Greedy tree builder (55:41) [lecture notes]
We define a generalization of Dijkstra's single-source shortest path problem and also Prim's minimum spanning tree problem. We discuss how the greedy tree builder can be used to solve either of these two problems, and also to solve the maximum bottleneck problem.

Time complexity analysis of the greedy tree builder (15:45) [lecture notes]
We analyze the time complexity of the greedy tree builder (and hence of both Dijkstra's single-source shortest path algorithm and Prim's minimum spanning tree algorithm) in terms of the time complexity of the priority queue ADT methods that dominate the time complexity of the greedy tree builder.

Lecture 25: Prim's and Kruskal's Minimum Spanning Tree (MST) Algorithm

Correctness argument for Dijkstra's algorithm (23:35) [lecture notes]
We argue that Dijkstra's single-source shortest path algorithm is correct.

Correctness argument for Prim's minimum spanning tree algorithm (23:44) [lecture notes]
We argue that Prim's minimum spanning tree algorithm is correct.

Kruskal's minimum spanning tree algorithm (11:48) [lecture notes]
We present Kruskal's minimum spanning tree algorithm and prove its correctness. We also briefly introduce the union-find data structure as a way to efficiently implement Kruskal's algorithm. Finally, we analyze the time complexity of Kruskal's algorithm and briefly discuss it in relation to Prim's algorithm.

Lecture 26: DFS and Topological Sort

Depth-first search (33:43) [lecture notes]
We present depth-first search (dfs).

Topological sort (30:14) [lecture notes]
We present how depth-first search can be used to order a set of processes in a precedence graph, and prove that the algorithm is correct.
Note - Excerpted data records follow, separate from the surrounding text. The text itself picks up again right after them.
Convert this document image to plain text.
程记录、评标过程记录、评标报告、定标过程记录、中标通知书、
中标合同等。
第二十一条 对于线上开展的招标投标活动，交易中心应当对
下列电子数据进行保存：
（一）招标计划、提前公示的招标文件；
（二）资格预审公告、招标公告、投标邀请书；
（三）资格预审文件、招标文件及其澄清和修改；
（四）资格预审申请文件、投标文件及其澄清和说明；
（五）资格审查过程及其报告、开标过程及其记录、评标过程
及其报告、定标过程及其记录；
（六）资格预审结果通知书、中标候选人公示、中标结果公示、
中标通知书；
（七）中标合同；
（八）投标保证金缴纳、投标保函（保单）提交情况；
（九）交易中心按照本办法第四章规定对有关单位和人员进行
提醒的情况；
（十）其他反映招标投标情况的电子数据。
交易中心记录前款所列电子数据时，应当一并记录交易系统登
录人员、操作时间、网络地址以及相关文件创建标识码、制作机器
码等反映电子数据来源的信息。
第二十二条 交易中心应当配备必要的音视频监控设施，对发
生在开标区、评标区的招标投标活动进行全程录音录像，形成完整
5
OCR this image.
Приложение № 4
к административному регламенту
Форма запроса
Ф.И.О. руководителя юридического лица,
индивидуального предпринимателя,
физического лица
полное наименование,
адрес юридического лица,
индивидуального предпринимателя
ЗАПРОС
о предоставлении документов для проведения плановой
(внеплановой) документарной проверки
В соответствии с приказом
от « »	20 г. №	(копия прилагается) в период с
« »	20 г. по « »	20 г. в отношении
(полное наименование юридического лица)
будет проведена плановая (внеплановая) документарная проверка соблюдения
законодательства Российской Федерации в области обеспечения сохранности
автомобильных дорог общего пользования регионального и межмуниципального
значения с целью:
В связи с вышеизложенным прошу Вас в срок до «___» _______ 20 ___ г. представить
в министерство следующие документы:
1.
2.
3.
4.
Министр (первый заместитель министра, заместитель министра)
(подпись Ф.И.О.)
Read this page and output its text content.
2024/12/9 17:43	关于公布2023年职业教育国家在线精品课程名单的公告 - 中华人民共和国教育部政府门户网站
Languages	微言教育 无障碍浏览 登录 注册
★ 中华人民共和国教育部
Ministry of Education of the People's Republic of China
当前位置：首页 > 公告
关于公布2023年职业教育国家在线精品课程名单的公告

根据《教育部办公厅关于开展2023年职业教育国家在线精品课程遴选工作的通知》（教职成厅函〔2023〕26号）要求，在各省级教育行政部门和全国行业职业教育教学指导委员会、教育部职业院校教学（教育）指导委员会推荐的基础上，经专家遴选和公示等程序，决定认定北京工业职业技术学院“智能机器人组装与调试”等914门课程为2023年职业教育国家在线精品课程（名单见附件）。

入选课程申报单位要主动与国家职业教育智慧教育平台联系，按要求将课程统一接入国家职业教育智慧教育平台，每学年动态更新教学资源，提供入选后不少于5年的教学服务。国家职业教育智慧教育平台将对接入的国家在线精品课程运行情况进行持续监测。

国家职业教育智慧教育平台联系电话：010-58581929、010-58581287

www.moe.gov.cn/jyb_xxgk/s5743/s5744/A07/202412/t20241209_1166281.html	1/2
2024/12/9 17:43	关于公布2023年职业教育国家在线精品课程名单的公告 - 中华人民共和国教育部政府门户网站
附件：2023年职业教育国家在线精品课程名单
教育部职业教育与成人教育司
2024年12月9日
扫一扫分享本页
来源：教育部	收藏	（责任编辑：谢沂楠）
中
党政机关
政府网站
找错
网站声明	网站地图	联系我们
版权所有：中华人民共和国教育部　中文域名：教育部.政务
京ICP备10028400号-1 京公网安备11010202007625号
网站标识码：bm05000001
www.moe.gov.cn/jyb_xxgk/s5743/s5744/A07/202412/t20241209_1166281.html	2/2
This problem is called topological sort since it is trying to order (or sort) the processes in a way that adheres to the given precedence constraints.

Strongly connected components (5:51) [lecture notes]
We define a strongly connected components, and then briefly describe how depth-first search can be used to solve this problem.

Lecture 27: Garbage Collection Algorithms

What is garbage collection? (11:56) [lecture notes]
We discuss memory management and how one defines which memory cells are garbage.

Mark-and-sweep garbage collection algorithm (51:02) [lecture notes]
We describe the mark-and-sweep garbage collection algorithm, including in-place depth-first search and why that is so important for this application. We close with a brief analysis of the mark-and-sweep algorithm and an example where novice Java programmers often unnecessarily create garbage.

Copying garbage collection algorithm (14:16) [lecture notes] We briefly overview the copying collection garbage collection algorithm and discuss the trade-off between mark-and-sweep and copying collection.

Lecture 28: Course Review

Graphs (15:23) [lecture notes]
We review the portion of the course on graphs and graph algorithms.

ADT taxonomy (11:59) [lecture notes]
We review the ADT taxonomy introduced and used throughout this course to select the best ADT(s) for a given application.

Data structures (13:12) [lecture notes]
We review the data structures covered in this course.

Other topics (7:05) [lecture notes]
We review the remaining topics in this course.